Phil’s work in the criminal justice area includes three years providing strategic and technical direction for a major regional project to strengthen criminal justice responses to trafficking, and a project in Sudan to develop a unified national curriculum in partnership with government institutions. He also works on approaches targeting the profits of human trafficking.
In the area of support for trafficked persons, Phil has assisted the Government of Vietnam in the development of a national return and referral mechanism. He is currently focusing on emerging approaches to prevention, including the use of behavioural theory, to help develop more focused and measurable prevention programs, and demand-side responses, particularly the targeting of exploitative practice within supply chains and labour migration channels.
Phil is a highly experienced trainer. He has developed and delivered a regional training program for trainers on child trafficking and child protection in South Asia, a regional multisector training on trafficking for the GMS countries, and training of trainer programs in Vietnam, Myanmar, Cambodia and Mongolia.

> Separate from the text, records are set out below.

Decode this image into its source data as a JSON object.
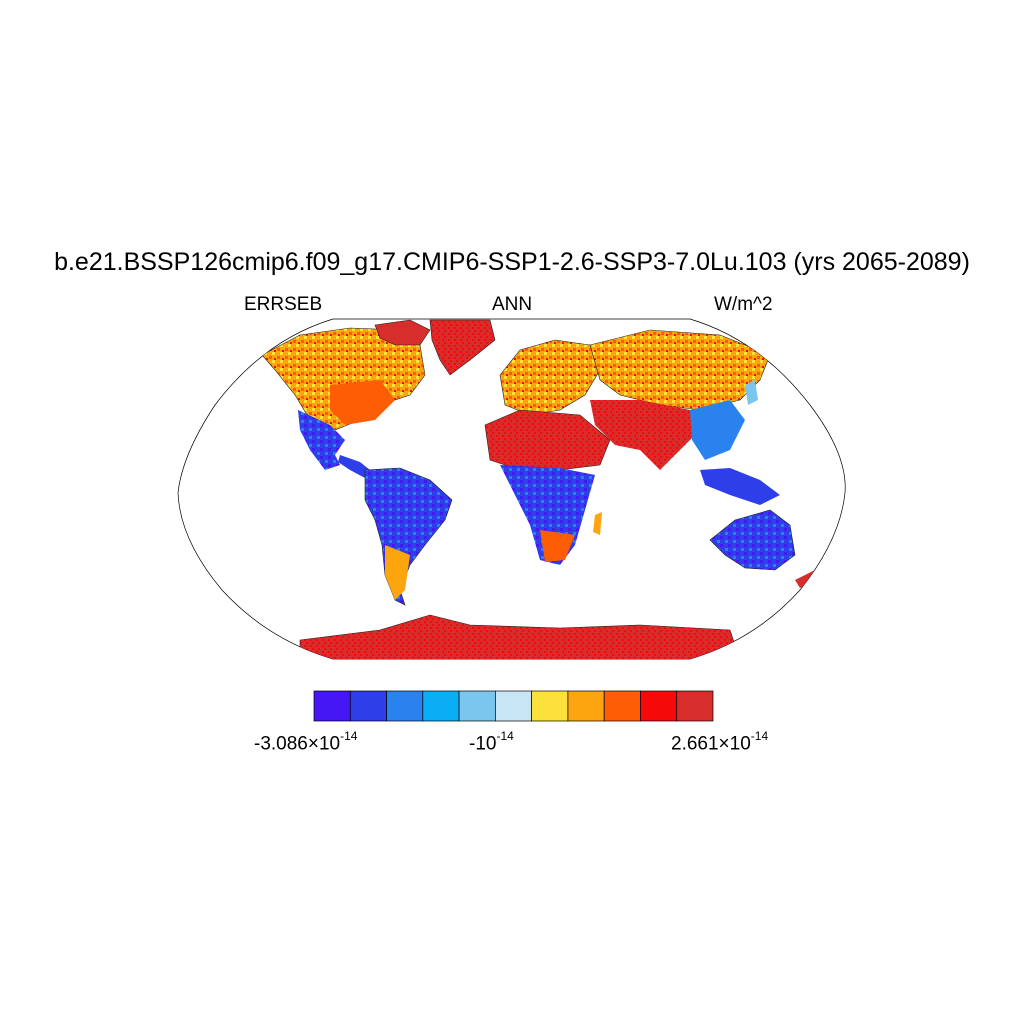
{
  "figure": {
    "title": "b.e21.BSSP126cmip6.f09_g17.CMIP6-SSP1-2.6-SSP3-7.0Lu.103 (yrs 2065-2089)",
    "left_label": "ERRSEB",
    "center_label": "ANN",
    "right_label": "W/m^2"
  },
  "colorbar": {
    "colors": [
      "#4617f5",
      "#2e3ee8",
      "#2a82ef",
      "#09aef5",
      "#7ac6ef",
      "#c7e5f5",
      "#fce03b",
      "#fca50f",
      "#fc5d05",
      "#f50a0a",
      "#d72d2d"
    ],
    "labels": {
      "min_mantissa": "-3.086×10",
      "min_exp": "-14",
      "mid_mantissa": "-10",
      "mid_exp": "-14",
      "max_mantissa": "2.661×10",
      "max_exp": "-14"
    }
  },
  "map": {
    "projection": "Robinson",
    "regions": [
      {
        "name": "north-america-north",
        "color": "#fca50f"
      },
      {
        "name": "north-america-south",
        "color": "#2e3ee8"
      },
      {
        "name": "greenland",
        "color": "#d72d2d"
      },
      {
        "name": "south-america",
        "color": "#2e3ee8"
      },
      {
        "name": "europe",
        "color": "#fca50f"
      },
      {
        "name": "sahara",
        "color": "#f50a0a"
      },
      {
        "name": "central-africa",
        "color": "#2e3ee8"
      },
      {
        "name": "asia-north",
        "color": "#fca50f"
      },
      {
        "name": "asia-south",
        "color": "#d72d2d"
      },
      {
        "name": "australia",
        "color": "#2e3ee8"
      },
      {
        "name": "antarctica",
        "color": "#d72d2d"
      }
    ]
  }
}
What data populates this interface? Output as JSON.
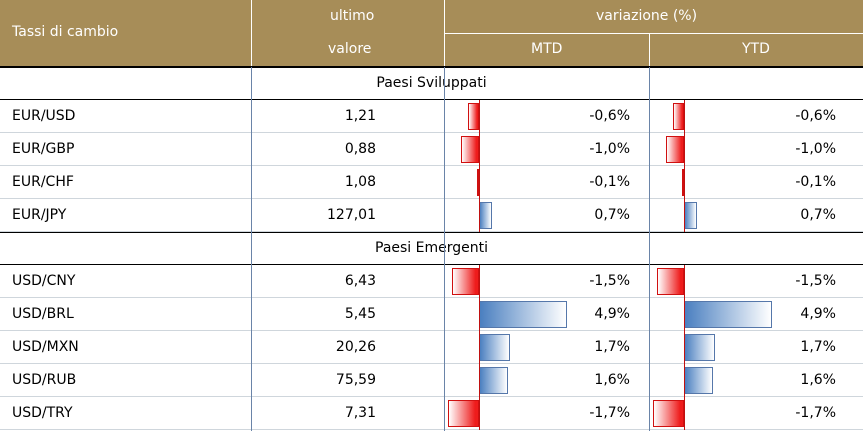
{
  "header": {
    "title": "Tassi di cambio",
    "last_value_line1": "ultimo",
    "last_value_line2": "valore",
    "variation": "variazione (%)",
    "mtd": "MTD",
    "ytd": "YTD"
  },
  "sections": [
    {
      "title": "Paesi Sviluppati",
      "rows": [
        {
          "pair": "EUR/USD",
          "value": "1,21",
          "mtd": "-0,6%",
          "ytd": "-0,6%",
          "mtd_num": -0.6,
          "ytd_num": -0.6
        },
        {
          "pair": "EUR/GBP",
          "value": "0,88",
          "mtd": "-1,0%",
          "ytd": "-1,0%",
          "mtd_num": -1.0,
          "ytd_num": -1.0
        },
        {
          "pair": "EUR/CHF",
          "value": "1,08",
          "mtd": "-0,1%",
          "ytd": "-0,1%",
          "mtd_num": -0.1,
          "ytd_num": -0.1
        },
        {
          "pair": "EUR/JPY",
          "value": "127,01",
          "mtd": "0,7%",
          "ytd": "0,7%",
          "mtd_num": 0.7,
          "ytd_num": 0.7
        }
      ]
    },
    {
      "title": "Paesi Emergenti",
      "rows": [
        {
          "pair": "USD/CNY",
          "value": "6,43",
          "mtd": "-1,5%",
          "ytd": "-1,5%",
          "mtd_num": -1.5,
          "ytd_num": -1.5
        },
        {
          "pair": "USD/BRL",
          "value": "5,45",
          "mtd": "4,9%",
          "ytd": "4,9%",
          "mtd_num": 4.9,
          "ytd_num": 4.9
        },
        {
          "pair": "USD/MXN",
          "value": "20,26",
          "mtd": "1,7%",
          "ytd": "1,7%",
          "mtd_num": 1.7,
          "ytd_num": 1.7
        },
        {
          "pair": "USD/RUB",
          "value": "75,59",
          "mtd": "1,6%",
          "ytd": "1,6%",
          "mtd_num": 1.6,
          "ytd_num": 1.6
        },
        {
          "pair": "USD/TRY",
          "value": "7,31",
          "mtd": "-1,7%",
          "ytd": "-1,7%",
          "mtd_num": -1.7,
          "ytd_num": -1.7
        }
      ]
    }
  ],
  "colors": {
    "header_bg": "#a78d58",
    "negative_bar": "#ee1c1c",
    "positive_bar": "#4a7fc0"
  }
}
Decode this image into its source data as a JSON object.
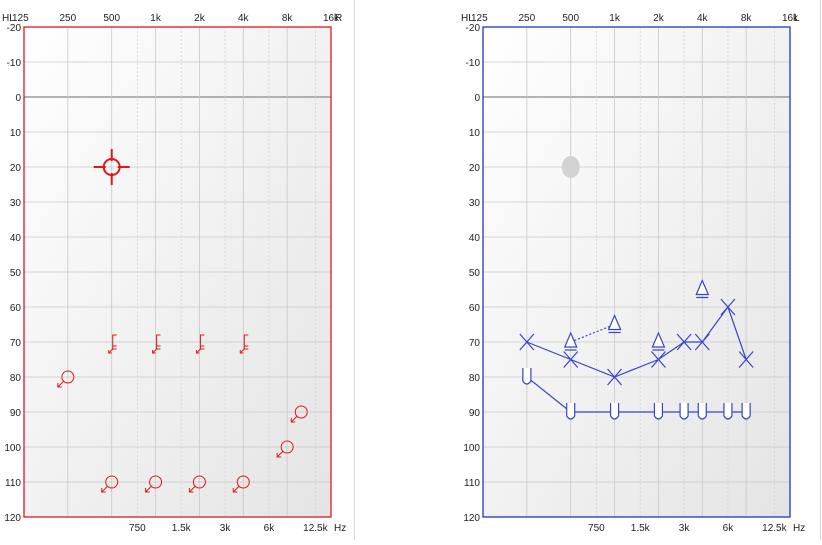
{
  "audiograms": [
    {
      "id": "right",
      "ear_label": "R",
      "hl_label": "HL",
      "hz_label": "Hz",
      "frame_color": "#e0181c",
      "symbol_color": "#e0181c",
      "top_freqs": [
        "125",
        "250",
        "500",
        "1k",
        "2k",
        "4k",
        "8k",
        "16k"
      ],
      "bottom_freqs": [
        "750",
        "1.5k",
        "3k",
        "6k",
        "12.5k"
      ],
      "db_ticks": [
        "-20",
        "-10",
        "0",
        "10",
        "20",
        "30",
        "40",
        "50",
        "60",
        "70",
        "80",
        "90",
        "100",
        "110",
        "120"
      ],
      "marks": [
        {
          "type": "target",
          "freq": 500,
          "db": 20
        },
        {
          "type": "bracket-arrow",
          "freq": 500,
          "db": 70
        },
        {
          "type": "bracket-arrow",
          "freq": 1000,
          "db": 70
        },
        {
          "type": "bracket-arrow",
          "freq": 2000,
          "db": 70
        },
        {
          "type": "bracket-arrow",
          "freq": 4000,
          "db": 70
        },
        {
          "type": "circle-arrow",
          "freq": 250,
          "db": 80
        },
        {
          "type": "circle-arrow",
          "freq": 10000,
          "db": 90
        },
        {
          "type": "circle-arrow",
          "freq": 8000,
          "db": 100
        },
        {
          "type": "circle-arrow",
          "freq": 500,
          "db": 110
        },
        {
          "type": "circle-arrow",
          "freq": 1000,
          "db": 110
        },
        {
          "type": "circle-arrow",
          "freq": 2000,
          "db": 110
        },
        {
          "type": "circle-arrow",
          "freq": 4000,
          "db": 110
        }
      ],
      "lines": []
    },
    {
      "id": "left",
      "ear_label": "L",
      "hl_label": "HL",
      "hz_label": "Hz",
      "frame_color": "#2233cc",
      "symbol_color": "#3a44c8",
      "top_freqs": [
        "125",
        "250",
        "500",
        "1k",
        "2k",
        "4k",
        "8k",
        "16k"
      ],
      "bottom_freqs": [
        "750",
        "1.5k",
        "3k",
        "6k",
        "12.5k"
      ],
      "db_ticks": [
        "-20",
        "-10",
        "0",
        "10",
        "20",
        "30",
        "40",
        "50",
        "60",
        "70",
        "80",
        "90",
        "100",
        "110",
        "120"
      ],
      "marks": [
        {
          "type": "dot",
          "freq": 500,
          "db": 20
        },
        {
          "type": "x",
          "freq": 250,
          "db": 70
        },
        {
          "type": "x",
          "freq": 500,
          "db": 75
        },
        {
          "type": "x",
          "freq": 1000,
          "db": 80
        },
        {
          "type": "x",
          "freq": 2000,
          "db": 75
        },
        {
          "type": "x",
          "freq": 3000,
          "db": 70
        },
        {
          "type": "x",
          "freq": 4000,
          "db": 70
        },
        {
          "type": "x",
          "freq": 6000,
          "db": 60
        },
        {
          "type": "x",
          "freq": 8000,
          "db": 75
        },
        {
          "type": "triangle",
          "freq": 500,
          "db": 70
        },
        {
          "type": "triangle",
          "freq": 1000,
          "db": 65
        },
        {
          "type": "triangle",
          "freq": 2000,
          "db": 70
        },
        {
          "type": "triangle",
          "freq": 4000,
          "db": 55
        },
        {
          "type": "u",
          "freq": 250,
          "db": 80
        },
        {
          "type": "u",
          "freq": 500,
          "db": 90
        },
        {
          "type": "u",
          "freq": 1000,
          "db": 90
        },
        {
          "type": "u",
          "freq": 2000,
          "db": 90
        },
        {
          "type": "u",
          "freq": 3000,
          "db": 90
        },
        {
          "type": "u",
          "freq": 4000,
          "db": 90
        },
        {
          "type": "u",
          "freq": 6000,
          "db": 90
        },
        {
          "type": "u",
          "freq": 8000,
          "db": 90
        }
      ],
      "lines": [
        {
          "style": "solid",
          "points": [
            [
              250,
              70
            ],
            [
              500,
              75
            ],
            [
              1000,
              80
            ],
            [
              2000,
              75
            ],
            [
              3000,
              70
            ],
            [
              4000,
              70
            ],
            [
              6000,
              60
            ],
            [
              8000,
              75
            ]
          ]
        },
        {
          "style": "dotted",
          "points": [
            [
              500,
              70
            ],
            [
              1000,
              65
            ]
          ]
        },
        {
          "style": "solid",
          "points": [
            [
              250,
              80
            ],
            [
              500,
              90
            ],
            [
              1000,
              90
            ],
            [
              2000,
              90
            ],
            [
              3000,
              90
            ],
            [
              4000,
              90
            ],
            [
              6000,
              90
            ],
            [
              8000,
              90
            ]
          ]
        }
      ]
    }
  ]
}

Phil has evaluated, assessed or reviewed more than 20 programs at the global, regional and local levels. In this work he has used a full range of quantitative and qualitative methods and tools, and often trained local counterparts in aspects of this work. Recent examples include a global evaluation of the International Organization for Migration’s counter-trafficking programs and an EU-funded migration project in the Horn of Africa. Phil recently developed a toolkit on trafficking project design and evaluation for the Inter-Agency Coordination Group against Trafficking in Persons, drawing on accumulated knowledge and lessons learned from both within and outside the counter-trafficking sector.
Phil was a member of a 12-person panel of experts to develop the UN Principles and Guidelines on Human Rights and Human Trafficking and is currently a member of a small advisory team engaged in developing indicators for government progress for the Global Slavery Index. He is also a board member of the Mekong Club, a business-led initiative to address trafficking and slave-like practice.
Phil holds a Bachelor of Commerce and Administration from Victoria University of Wellington, and a Graduate Diploma of Development Administration from the Australian National University.